Takım oyununun zaferi
Fenerbahçe bu sezon belki göze çok hoş gelmeyen ama etkili ve sonuca giden bir futbol oynuyor. Dün de böyle oldu.
Sahada rakibinden çok iklim, saha şartları ve yüksek rakımın olumsuzlukları ile mücadele eden Fenerbahçe tüm takımın özverili oyunu sayesinde üç puanın sahibi oldu.
Erzurumspor’u bu sezon bir kere sezon açılışında İstanbul’da yine Fenerbahçe karşısında izlemiştim. O gördüğüm takım ile dün seyrettiğim takım arasında inanılmaz bir fark oluşmuş. Oyuncuların kendilerine güvenleri gitmiş, sahada ne yaptığı anlaşılamayan bir takım ortaya çıkmış.
Böyle bir rakip karşısında Fenerbahçe son derece kontrollü bir oyun ortaya koydu. Özellikle Moshoeu’nin başarılı oyunun da altını çizmeliyim. Baliç hakem Metin Tokat’ın da katkısıyla sert Erzurum defansını geçemedi. Baliç’e üst üste yapılan ondan fazla sert hareket (ki en az üçü arkadan müdahale ve çekme şeklindeydi) sadece bir tek kez sarı kartla cezalandırıldı. Sahalarda sanki Baliç’i sakatlamak için dolaşan bir çete var ve hakemler de bu çetenin marifetlerine ısrarla göz yumuyorlar. Metin Tokat’a o düdüğü ve kartları niye vermişler, doğrusu anlamakta güçlük çektim. Erol’a birinci yarının başlarında yapılan hareketler dizisi ise kesinlikle penaltı olarak cezalandırılmalıydı, ama bu pozisyonlardan sonra sarı kartı gören de nedense Erol oldu.
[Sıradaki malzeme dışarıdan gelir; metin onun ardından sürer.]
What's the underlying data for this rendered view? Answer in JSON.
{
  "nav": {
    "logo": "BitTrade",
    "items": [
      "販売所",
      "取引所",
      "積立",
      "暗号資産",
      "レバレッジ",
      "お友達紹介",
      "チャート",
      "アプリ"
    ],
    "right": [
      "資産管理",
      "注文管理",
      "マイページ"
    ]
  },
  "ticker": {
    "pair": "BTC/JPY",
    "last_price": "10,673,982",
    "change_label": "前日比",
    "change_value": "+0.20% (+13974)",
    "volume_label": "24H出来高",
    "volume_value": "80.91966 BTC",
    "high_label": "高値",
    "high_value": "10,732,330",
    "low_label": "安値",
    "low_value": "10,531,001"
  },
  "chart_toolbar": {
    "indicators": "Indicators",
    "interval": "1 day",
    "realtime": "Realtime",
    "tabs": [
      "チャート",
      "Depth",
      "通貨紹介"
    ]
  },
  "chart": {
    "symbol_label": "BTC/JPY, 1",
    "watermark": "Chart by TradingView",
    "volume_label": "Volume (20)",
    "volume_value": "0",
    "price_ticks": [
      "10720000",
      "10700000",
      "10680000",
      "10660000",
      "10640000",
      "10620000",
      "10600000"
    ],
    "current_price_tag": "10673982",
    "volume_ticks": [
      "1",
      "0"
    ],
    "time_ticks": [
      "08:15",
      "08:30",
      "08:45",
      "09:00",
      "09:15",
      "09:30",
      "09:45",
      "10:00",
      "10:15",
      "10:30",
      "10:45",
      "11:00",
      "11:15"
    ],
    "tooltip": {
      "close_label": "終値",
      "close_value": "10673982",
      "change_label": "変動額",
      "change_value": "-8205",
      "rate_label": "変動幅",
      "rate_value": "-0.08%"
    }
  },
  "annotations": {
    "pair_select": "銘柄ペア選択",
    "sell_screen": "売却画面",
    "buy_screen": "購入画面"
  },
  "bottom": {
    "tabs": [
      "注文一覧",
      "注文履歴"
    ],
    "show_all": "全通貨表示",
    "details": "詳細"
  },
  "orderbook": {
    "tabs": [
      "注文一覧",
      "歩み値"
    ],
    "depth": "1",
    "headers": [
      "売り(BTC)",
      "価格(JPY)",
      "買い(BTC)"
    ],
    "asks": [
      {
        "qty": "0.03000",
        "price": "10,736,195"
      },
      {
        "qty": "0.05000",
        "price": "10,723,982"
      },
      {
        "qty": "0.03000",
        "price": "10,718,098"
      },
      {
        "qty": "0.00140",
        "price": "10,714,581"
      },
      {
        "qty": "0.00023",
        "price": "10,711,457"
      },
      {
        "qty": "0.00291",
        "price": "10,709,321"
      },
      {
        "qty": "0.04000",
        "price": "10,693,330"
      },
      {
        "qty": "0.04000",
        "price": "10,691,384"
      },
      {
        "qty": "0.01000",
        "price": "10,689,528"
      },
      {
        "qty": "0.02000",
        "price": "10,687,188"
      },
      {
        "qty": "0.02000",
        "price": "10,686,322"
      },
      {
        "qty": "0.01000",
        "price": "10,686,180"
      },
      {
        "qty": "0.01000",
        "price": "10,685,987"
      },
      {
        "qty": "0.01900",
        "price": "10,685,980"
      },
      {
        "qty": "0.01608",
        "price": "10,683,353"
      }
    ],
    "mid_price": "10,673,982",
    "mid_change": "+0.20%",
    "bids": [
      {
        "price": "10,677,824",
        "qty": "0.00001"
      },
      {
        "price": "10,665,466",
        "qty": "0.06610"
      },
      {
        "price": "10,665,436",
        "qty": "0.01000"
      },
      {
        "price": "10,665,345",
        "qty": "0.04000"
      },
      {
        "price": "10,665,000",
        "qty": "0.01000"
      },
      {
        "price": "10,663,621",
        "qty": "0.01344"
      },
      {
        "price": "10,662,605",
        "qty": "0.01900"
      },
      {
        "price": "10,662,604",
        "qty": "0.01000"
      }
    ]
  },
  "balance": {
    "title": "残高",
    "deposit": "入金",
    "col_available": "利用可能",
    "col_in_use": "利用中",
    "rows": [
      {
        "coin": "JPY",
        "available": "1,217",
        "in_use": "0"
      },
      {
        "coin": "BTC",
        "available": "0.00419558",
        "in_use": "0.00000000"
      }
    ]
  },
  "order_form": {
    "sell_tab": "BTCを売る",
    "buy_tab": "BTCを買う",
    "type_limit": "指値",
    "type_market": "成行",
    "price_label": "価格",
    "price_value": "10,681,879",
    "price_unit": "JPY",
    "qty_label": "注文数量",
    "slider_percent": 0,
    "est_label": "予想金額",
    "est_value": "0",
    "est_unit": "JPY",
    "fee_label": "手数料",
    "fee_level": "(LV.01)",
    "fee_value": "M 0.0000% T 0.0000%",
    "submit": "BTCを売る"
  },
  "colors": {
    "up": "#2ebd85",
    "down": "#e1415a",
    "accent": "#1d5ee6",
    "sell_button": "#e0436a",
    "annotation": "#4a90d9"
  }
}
Birilerinin Metin Tokat’a devre arasından yararlanarak faul nedir, hangi harekete kart gösterilir gibi temel konularda sıkı bir ders vermesi gerek.
Dün bir gol atan bir tane de mutlak pozisyon harcayan Moldovan’a da ofsayt konusunda biraz ders vermek gerek. Benim sayabildiğim kadarıyla tam sekiz kere ofsayta düştü. Maçın sabahın erken saatlerinde oynanması nedeniyle henüz ‘afyonu patlamamış’ olmalıydı.